Der Lerneffekt stellt sich im Angesicht von fünf Kloschüsseln schnell ein

Die ersten Besucher, Auszubildende der Berufsschule William Lindley, waren jedenfalls angetan. Ihr Interesse galt vor allem dem Ausstellungsbereich, in dem fünf nebeneinander platzierte Kloschüsseln veranschaulichen sollen, was nicht in die Toilette gehört. Im Porzellanschlund fanden sich originalgetreue Medikamente oder Essenreste. „Fett ist auch ein großes Problem“, sagt Ausstellungskuratorin Silvia Hartel. In Kombination mit Toilettenpapier können sich gewaltige Fettklumpen bilden, die eine der Hauptursachen für Rohrverstopfungen sind. „Man lernt eine Menge“, sagte Anlagenmechaniker Sven Raubenheimer nach der ersten Inaugenscheinnahme. „Wann bekommt man schon mal Einblick in den Untergrund, um zu erfahren, was da mit dem Wasser passiert?“ Im Abwassermuseum ist diese Erfahrung im Übrigen geruchlos, was empfindlichen Nasen den Zugang erleichtern dürfte.

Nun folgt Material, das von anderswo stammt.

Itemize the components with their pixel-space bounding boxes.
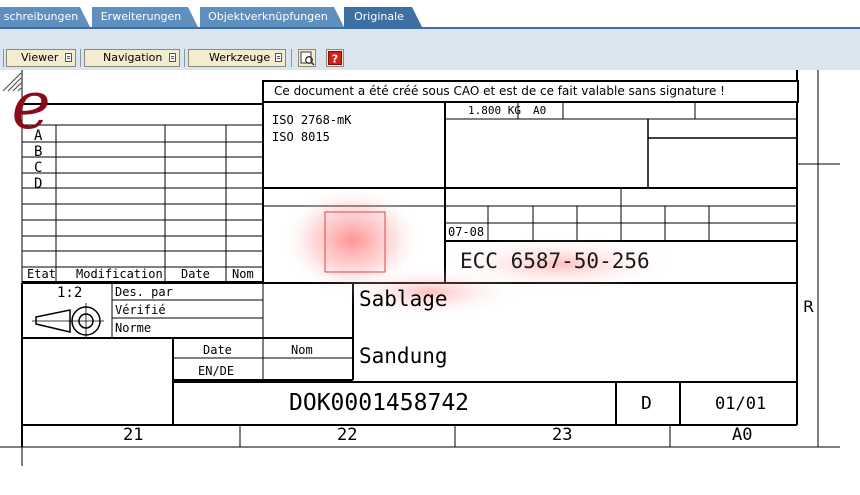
resize-grip-icon[interactable] <box>0 70 22 92</box>
header-nom: Nom <box>232 267 254 281</box>
sheet-value: 01/01 <box>715 394 767 414</box>
header-date: Date <box>181 267 210 281</box>
tab-label: Originale <box>354 10 404 23</box>
svg-text:?: ? <box>332 53 338 66</box>
norme-label: Norme <box>115 321 152 335</box>
drawing-viewer[interactable]: e Ce document a été créé sous CAO et est… <box>0 70 860 495</box>
help-icon: ? <box>328 51 342 66</box>
format-bottom: A0 <box>732 425 753 445</box>
toolbar-separator <box>3 49 4 67</box>
tab-label: Objektverknüpfungen <box>208 10 328 23</box>
verifie-label: Vérifié <box>115 303 166 317</box>
scale-value: 1:2 <box>57 285 83 301</box>
revision-letter-a: A <box>34 128 43 144</box>
tab-beschreibungen[interactable]: schreibungen <box>0 7 90 27</box>
print-preview-icon <box>300 51 315 66</box>
navigation-menu-button[interactable]: Navigation <box>84 49 180 67</box>
viewer-label: Viewer <box>21 51 59 64</box>
tab-originale[interactable]: Originale <box>344 7 422 27</box>
side-letter: R <box>803 297 815 316</box>
format-top: A0 <box>533 104 547 117</box>
header-etat: Etat <box>27 267 56 281</box>
cad-notice: Ce document a été créé sous CAO et est d… <box>274 84 725 98</box>
sign-header-date: Date <box>203 343 232 357</box>
navigation-label: Navigation <box>103 51 163 64</box>
revision-letter-c: C <box>34 160 43 176</box>
toolbar: Viewer Navigation Werkzeuge ? <box>0 29 860 70</box>
toolbar-separator <box>80 49 81 67</box>
mass-value: 1.800 KG <box>468 104 521 117</box>
toolbar-separator <box>291 49 292 67</box>
standard-iso-2768: ISO 2768-mK <box>272 113 352 127</box>
tab-erweiterungen[interactable]: Erweiterungen <box>92 7 198 27</box>
werkzeuge-label: Werkzeuge <box>209 51 271 64</box>
dropdown-icon <box>65 53 72 62</box>
sign-header-nom: Nom <box>291 343 313 357</box>
revision-letter-b: B <box>34 144 43 160</box>
revision-letter-d: D <box>34 176 43 192</box>
viewer-menu-button[interactable]: Viewer <box>6 49 76 67</box>
print-preview-button[interactable] <box>298 49 316 67</box>
tab-objektverknuepfungen[interactable]: Objektverknüpfungen <box>200 7 344 27</box>
werkzeuge-menu-button[interactable]: Werkzeuge <box>188 49 286 67</box>
date-code: 07-08 <box>448 225 485 239</box>
standard-iso-8015: ISO 8015 <box>272 130 330 144</box>
zone-22: 22 <box>337 425 358 445</box>
tab-label: Erweiterungen <box>100 10 182 23</box>
document-number: DOK0001458742 <box>289 390 470 416</box>
title-german: Sandung <box>359 344 448 368</box>
tab-strip: schreibungen Erweiterungen Objektverknüp… <box>0 0 860 29</box>
title-french: Sablage <box>359 287 448 311</box>
toolbar-separator <box>184 49 185 67</box>
zone-21: 21 <box>123 425 144 445</box>
ecc-number: ECC 6587-50-256 <box>460 249 650 273</box>
header-modification: Modification <box>76 267 163 281</box>
help-button[interactable]: ? <box>326 49 344 67</box>
tab-label: schreibungen <box>3 10 79 23</box>
dropdown-icon <box>169 53 176 62</box>
des-par-label: Des. par <box>115 285 173 299</box>
revision-value: D <box>641 393 652 414</box>
zone-23: 23 <box>552 425 573 445</box>
standard-code: EN/DE <box>198 364 235 378</box>
dropdown-icon <box>275 53 282 62</box>
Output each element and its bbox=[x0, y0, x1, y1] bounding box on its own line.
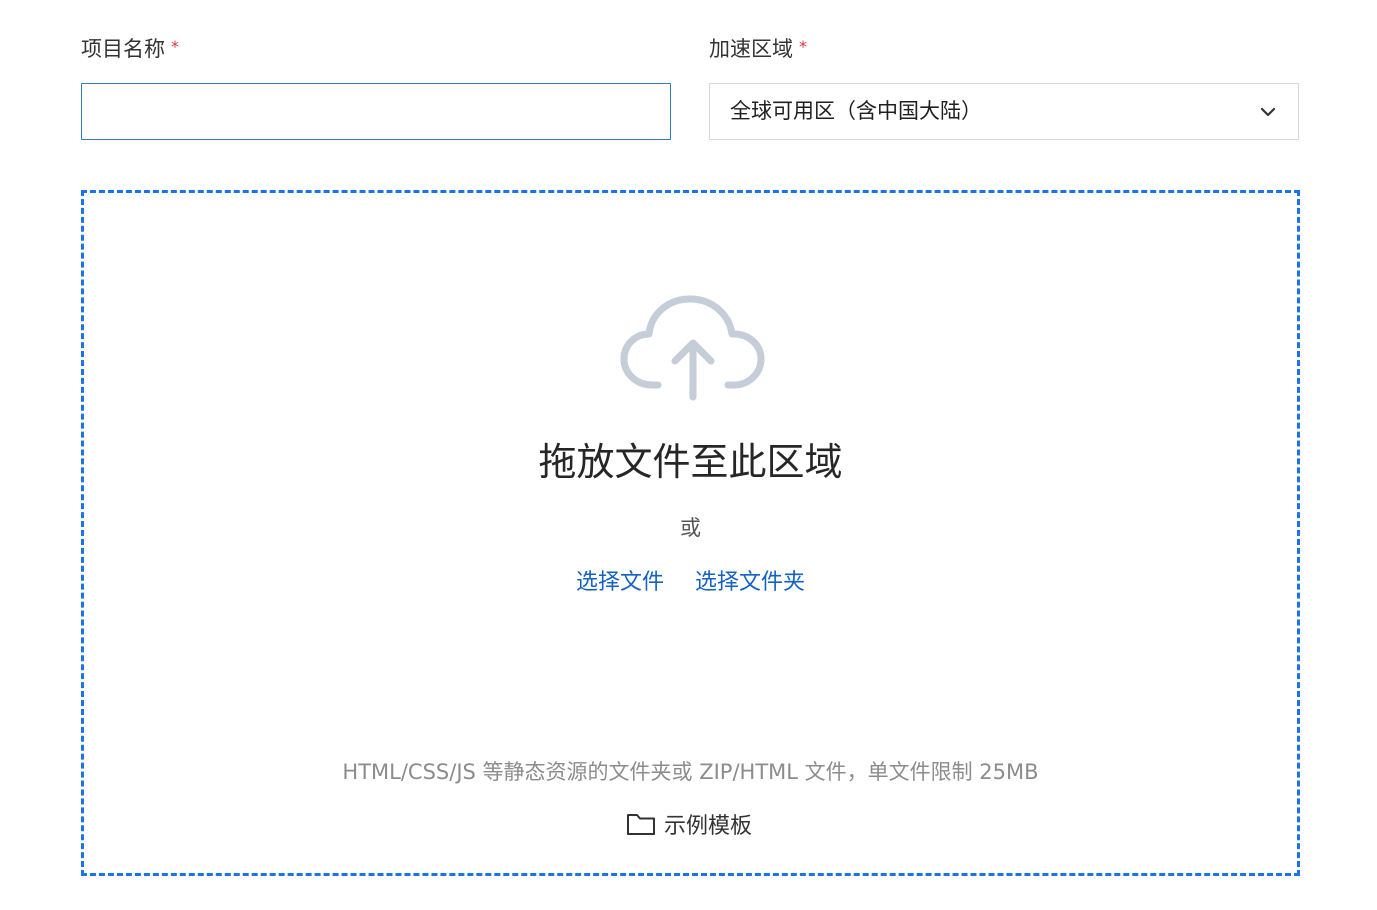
select-file-link[interactable]: 选择文件 bbox=[576, 570, 664, 595]
or-separator: 或 bbox=[680, 516, 701, 540]
required-mark: * bbox=[171, 37, 179, 56]
region-label: 加速区域 * bbox=[709, 32, 807, 64]
upload-hint: HTML/CSS/JS 等静态资源的文件夹或 ZIP/HTML 文件，单文件限制… bbox=[342, 760, 1039, 784]
project-name-label: 项目名称 * bbox=[81, 32, 179, 64]
example-template-label: 示例模板 bbox=[664, 814, 753, 839]
project-name-label-text: 项目名称 bbox=[81, 37, 165, 61]
form-row: 项目名称 * 加速区域 * 全球可用区（含中国大陆） bbox=[0, 0, 1377, 160]
project-name-input[interactable] bbox=[81, 83, 671, 140]
chevron-down-icon bbox=[1260, 107, 1276, 117]
cloud-upload-icon bbox=[620, 295, 765, 401]
drop-zone-title: 拖放文件至此区域 bbox=[538, 440, 843, 484]
folder-icon bbox=[627, 814, 655, 835]
select-links: 选择文件 选择文件夹 bbox=[84, 568, 1297, 598]
required-mark: * bbox=[799, 37, 807, 56]
example-template-link[interactable]: 示例模板 bbox=[626, 809, 752, 839]
select-folder-link[interactable]: 选择文件夹 bbox=[695, 570, 805, 595]
region-label-text: 加速区域 bbox=[709, 37, 793, 61]
region-select-value: 全球可用区（含中国大陆） bbox=[730, 99, 982, 123]
region-select[interactable]: 全球可用区（含中国大陆） bbox=[709, 83, 1299, 140]
file-drop-zone[interactable]: 拖放文件至此区域 或 选择文件 选择文件夹 HTML/CSS/JS 等静态资源的… bbox=[81, 190, 1300, 876]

Das WasserForum im Stadtteil Rothenburgsort gilt als umfassendste und modernste Sammlung zum Thema Wasser der Republik. In vier Themenbereichen werden die Historie, die Moderne, die Rahmenbedingungen der Wassergewinnung und nun auch die Entsorgung behandelt. Die Relevanz zeigt sich schon beim Blick auf die Zahlen: Hamburg produziert täglich 300.000 bis 400.000 Kubikmeter Abwasser, die durch fast 6000 Kilometer Sielnetz in die Klärwerke Köhlbrandhöft und Dradenau gelangen. Wie sauber das Wasser dann in die Elbe, den liebsten Fluss der Hamburger, geleitet wird, ist deshalb gewissermaßen von gesamtgesellschaftlichem Interesse.

Vor diesem Hintergrund ist der Bereich besonders eindrücklich, der zeigt, was in Klärwerken mitunter aus dem Abwasser gezogen wird. All die Gebisse, Turnschuhe, Ausweise, Löffel und Brillengestelle würden sich nämlich ohne moderne Filtertechnik irgendwo im Flussbett ablagern. Nun sind sie Teil einer Ausstellung und dort wesentlich besser aufgehoben.